In what may be a portentous move for the industry, Hyundai has chosen to try to revive its domestic fortunes by opening the first new car factory to be built in Korea for over 20 years; what is intriguing about this move is that the workers in this plant will be paid 40% of the wages paid to workers in other Hyundai factories.
The new plant, in the city of Gwangju, 330kms south of Seoul, is due to open in 2021, with a capacity of 100,000 units a year; the factory will make mini-SUVs, marking Hyundai’s return to the mini-car market which it left when it stopped making the Atoz more than a decade ago. Its sister company, Kia, will be somewhat perturbed by this, having had the Korean A-segment to itself since then; Kia also has a plant of its own in Gwangju which makes the Soul and Sportage among other models.
The new factory is approved by the national government and will involve investment by the local government, which will take a 21% stake; Hyundai itself will take a 19% stake, while the balance will be taken by local investors, from both the private and public sectors. A total of 700bn Korean won (US630m) will be raised for this, with the scheme dependent on the whole sum being raised at the outset.
This project was first reported some time back. Towards the end of 2018 it looked as though it was not going ahead, but union agreement was, surprisingly perhaps, reached. The low wages agreement will last until at least 350,000 units have been made, or up to five years into the project. Workers in the meantime will have their low pay ameliorated by other benefits, namely subsidies housing, education and healthcare provisions.
Korea’s powerful trade unions had not been in favour of this development but appeared to have been won over as a means of creating jobs, addressing rising unemployment and because the scheme has been partly promoted as a way of repatriating jobs to Korea, reducing the threat of rising vehicle imports. The factory is expected to generate up to 12,000 jobs across the regional economy, in the factory itself, the supply chain and supporting industries.
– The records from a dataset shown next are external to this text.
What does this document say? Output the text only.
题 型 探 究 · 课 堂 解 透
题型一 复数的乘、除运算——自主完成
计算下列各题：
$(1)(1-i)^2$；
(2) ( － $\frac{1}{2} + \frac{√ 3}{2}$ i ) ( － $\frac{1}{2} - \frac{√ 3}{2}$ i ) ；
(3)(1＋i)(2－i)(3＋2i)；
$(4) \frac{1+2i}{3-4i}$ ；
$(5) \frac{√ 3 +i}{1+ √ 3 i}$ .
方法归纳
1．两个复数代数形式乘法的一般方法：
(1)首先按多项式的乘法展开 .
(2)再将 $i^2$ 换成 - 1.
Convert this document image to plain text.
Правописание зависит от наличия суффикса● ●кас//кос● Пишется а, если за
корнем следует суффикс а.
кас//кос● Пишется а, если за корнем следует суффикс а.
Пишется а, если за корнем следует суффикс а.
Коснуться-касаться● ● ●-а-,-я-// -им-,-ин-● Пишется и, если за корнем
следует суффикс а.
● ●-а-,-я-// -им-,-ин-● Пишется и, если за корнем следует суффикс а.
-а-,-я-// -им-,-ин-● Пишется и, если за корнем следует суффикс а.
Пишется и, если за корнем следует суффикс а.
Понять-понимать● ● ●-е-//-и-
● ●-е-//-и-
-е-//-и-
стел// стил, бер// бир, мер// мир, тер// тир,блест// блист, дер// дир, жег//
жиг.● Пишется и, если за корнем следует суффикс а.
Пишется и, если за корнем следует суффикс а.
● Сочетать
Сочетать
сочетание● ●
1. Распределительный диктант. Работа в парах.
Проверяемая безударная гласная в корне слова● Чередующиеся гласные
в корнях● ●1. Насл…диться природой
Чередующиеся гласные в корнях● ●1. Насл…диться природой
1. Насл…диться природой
More significantly, from a political angle, the Korean government intends to promote at least two similar schemes in other cities, namely: Gunsan (where GM operates its only remaining Korean factory where employment has been cut significantly in recent years) and Gumi, another major industrial city, home to component suppliers such as LG and Elring Klinger.
Korea’s economy has been suffering from the export of manufacturing jobs to lower cost economies in recent years; for example, Hyundai had moved production of its A-segment i10 to India (and later Turkey) to make these vehicles more competitive in their export markets. The decision to try to revive declining domestic industrial regions by establishing new factories with effectively state-subsidised jobs is an interesting take on central government supported economic revival strategies. Could this be the forerunner of similar moves in other developed world economies which have seen huge swathes of traditional economic activity and employment sacrificed at the altar of sourcing from the lowest cost location, globally?
The idea of repatriating low cost jobs is certainly a novel solution, but whether that would be allowed or deemed acceptable in Europe or the US is an interesting question.